Ah, es verdad que algunas de esas historias, de esos puntos de luz, parecen quedar olvidados a mitad de cada texto. Se diría que la autora se ha cansado de añadir datos biográficos sobre alguien, de acumular información, y ha preferido dejarnos con las ganas de saber más. Yo creo que esas lucecitas del pasado, las vidas de todos esos artistas, le sirven a Gainza de contrapunto a la hora de narrar los episodios del presente, sean propios o ajenos, y proporcionan a estos un efecto conmovedor.

Gainza intenta reproducir el carácter fragmentario de la vida.

En el fondo, la escritora argentina practica una aproximación a sí misma.
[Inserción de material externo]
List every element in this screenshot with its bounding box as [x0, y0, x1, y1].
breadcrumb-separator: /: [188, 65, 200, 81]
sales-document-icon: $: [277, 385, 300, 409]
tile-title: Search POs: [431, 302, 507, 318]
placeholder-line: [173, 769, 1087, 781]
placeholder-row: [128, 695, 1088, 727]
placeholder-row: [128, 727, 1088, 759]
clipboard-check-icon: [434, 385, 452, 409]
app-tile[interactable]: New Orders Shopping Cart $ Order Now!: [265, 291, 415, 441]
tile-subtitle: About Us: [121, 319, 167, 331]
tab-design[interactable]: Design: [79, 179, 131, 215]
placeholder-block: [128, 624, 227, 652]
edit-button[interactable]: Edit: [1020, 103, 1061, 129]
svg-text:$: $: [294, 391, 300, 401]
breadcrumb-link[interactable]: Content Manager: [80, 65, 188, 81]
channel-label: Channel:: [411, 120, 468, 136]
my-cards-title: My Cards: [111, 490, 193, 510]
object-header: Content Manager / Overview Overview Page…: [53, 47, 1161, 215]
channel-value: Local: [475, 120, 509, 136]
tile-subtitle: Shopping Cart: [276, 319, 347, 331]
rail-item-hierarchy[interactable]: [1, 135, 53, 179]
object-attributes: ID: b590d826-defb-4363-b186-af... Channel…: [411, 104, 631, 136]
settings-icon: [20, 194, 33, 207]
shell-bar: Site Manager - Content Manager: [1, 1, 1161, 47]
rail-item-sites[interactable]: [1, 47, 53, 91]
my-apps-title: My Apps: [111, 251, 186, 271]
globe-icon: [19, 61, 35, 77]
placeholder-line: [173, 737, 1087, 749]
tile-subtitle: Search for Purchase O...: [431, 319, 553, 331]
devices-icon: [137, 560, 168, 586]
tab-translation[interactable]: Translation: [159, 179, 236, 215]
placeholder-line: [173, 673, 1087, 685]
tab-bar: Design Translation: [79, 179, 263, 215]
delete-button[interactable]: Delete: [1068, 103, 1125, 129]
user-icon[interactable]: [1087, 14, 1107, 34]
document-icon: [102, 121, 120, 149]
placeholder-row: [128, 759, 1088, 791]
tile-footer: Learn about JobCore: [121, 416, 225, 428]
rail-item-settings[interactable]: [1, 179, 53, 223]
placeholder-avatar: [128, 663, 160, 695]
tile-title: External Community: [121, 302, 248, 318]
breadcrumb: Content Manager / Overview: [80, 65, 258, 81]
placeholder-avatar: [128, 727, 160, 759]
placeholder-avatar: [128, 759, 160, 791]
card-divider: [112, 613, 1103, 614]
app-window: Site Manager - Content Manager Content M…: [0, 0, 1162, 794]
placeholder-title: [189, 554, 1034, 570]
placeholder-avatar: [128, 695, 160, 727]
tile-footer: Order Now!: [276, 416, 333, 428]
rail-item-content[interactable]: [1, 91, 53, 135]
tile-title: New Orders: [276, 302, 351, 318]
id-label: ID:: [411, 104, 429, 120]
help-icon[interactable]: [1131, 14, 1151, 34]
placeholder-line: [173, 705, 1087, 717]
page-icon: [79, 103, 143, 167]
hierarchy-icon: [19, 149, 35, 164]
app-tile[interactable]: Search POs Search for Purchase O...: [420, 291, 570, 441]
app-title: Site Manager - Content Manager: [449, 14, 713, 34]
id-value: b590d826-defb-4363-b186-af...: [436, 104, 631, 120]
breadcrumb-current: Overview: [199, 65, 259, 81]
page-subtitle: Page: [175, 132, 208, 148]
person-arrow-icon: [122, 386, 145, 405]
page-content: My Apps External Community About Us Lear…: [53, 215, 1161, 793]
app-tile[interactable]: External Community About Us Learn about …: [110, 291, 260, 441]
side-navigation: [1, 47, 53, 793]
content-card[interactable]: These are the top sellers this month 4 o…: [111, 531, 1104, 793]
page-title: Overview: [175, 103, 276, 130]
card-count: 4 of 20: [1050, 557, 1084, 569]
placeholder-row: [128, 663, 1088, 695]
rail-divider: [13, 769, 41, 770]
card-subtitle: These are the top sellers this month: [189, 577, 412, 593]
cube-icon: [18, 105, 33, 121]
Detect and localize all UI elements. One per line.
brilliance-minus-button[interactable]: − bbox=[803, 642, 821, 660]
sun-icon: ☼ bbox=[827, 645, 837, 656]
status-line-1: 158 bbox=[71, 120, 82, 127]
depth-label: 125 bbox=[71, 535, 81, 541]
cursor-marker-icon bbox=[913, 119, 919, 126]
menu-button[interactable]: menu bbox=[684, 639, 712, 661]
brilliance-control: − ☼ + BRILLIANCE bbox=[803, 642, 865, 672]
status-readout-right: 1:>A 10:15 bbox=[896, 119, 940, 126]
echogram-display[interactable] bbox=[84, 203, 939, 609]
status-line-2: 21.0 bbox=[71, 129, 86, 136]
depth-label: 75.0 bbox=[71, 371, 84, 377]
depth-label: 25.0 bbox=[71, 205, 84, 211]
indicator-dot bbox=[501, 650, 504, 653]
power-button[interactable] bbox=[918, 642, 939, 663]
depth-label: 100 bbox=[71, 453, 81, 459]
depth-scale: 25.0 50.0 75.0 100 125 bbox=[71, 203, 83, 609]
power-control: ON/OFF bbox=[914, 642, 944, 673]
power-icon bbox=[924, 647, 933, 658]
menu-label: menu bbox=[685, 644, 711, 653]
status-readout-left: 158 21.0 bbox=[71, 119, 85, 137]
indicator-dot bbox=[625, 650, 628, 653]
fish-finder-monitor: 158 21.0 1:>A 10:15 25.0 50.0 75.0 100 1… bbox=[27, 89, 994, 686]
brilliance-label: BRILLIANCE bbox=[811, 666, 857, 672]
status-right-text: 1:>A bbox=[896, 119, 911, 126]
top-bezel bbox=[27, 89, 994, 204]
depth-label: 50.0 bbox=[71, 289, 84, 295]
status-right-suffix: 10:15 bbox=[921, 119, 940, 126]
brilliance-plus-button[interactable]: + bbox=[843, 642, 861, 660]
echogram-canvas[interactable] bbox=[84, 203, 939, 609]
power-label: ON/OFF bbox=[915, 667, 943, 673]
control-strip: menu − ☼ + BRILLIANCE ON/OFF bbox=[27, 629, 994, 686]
Por eso alterna la primera y la segunda persona del singular. Por la distinta perspectiva y capacidad autocrítica que le ofrece cada una de esas formas. Y armada con esa doble voz, ya puede hermanar su experiencia con la de otros, compartir sus miedos, dolores, dudas y limitaciones con las de los seres queridos o admirados incluidos en cada relato.

De modo que este libro es eso. Ahora ya entiendo lo que buscaba María Gainza al emprenderlo. Lo he ido sabiendo mientras escribía sobre él. Así es como funcionan las cosas en este mundo. En el universo de la escritura. El asunto consiste en que uno se pone a reseñar algo que le atrae pero que desconoce, y de esa manera, solo entonces, al llevarlo al papel, lo convierte en un misterio cargado de sentido.

 

El nervio óptico, María Gainza, Anagrama, Barcelona, 2017, 160 p.

 


EL AUTOR

IGNACIO LLORET (Barcelona, 1968) es licenciado en Filología Alemana y en Derecho por la Universidad de Barcelona. Diploma de Estudios avanzados en Literatura y Ciencia Literaria por la Universidad del País Vasco. Ha publicado la novela Juguetes sin recoger (2002), el volumen de relatos Monocotiledóneas (2008), el libro de narrativa Tu alma en la orilla (2012), la novela El hombre selvático (2014), el libro de narrativa Nosotros como esperanza (2015), la novela El puente de Potsdam (2016), el libro de narrativa La pequeña llama del día (2017), el libro de relatos Diálogos animados con personas muertas (2018) y la novela Una ventana a la oscuridad (2020). Imparte cursos, talleres y conferencias. Colabora en periódicos, revistas y programas literarios de radio y televisión.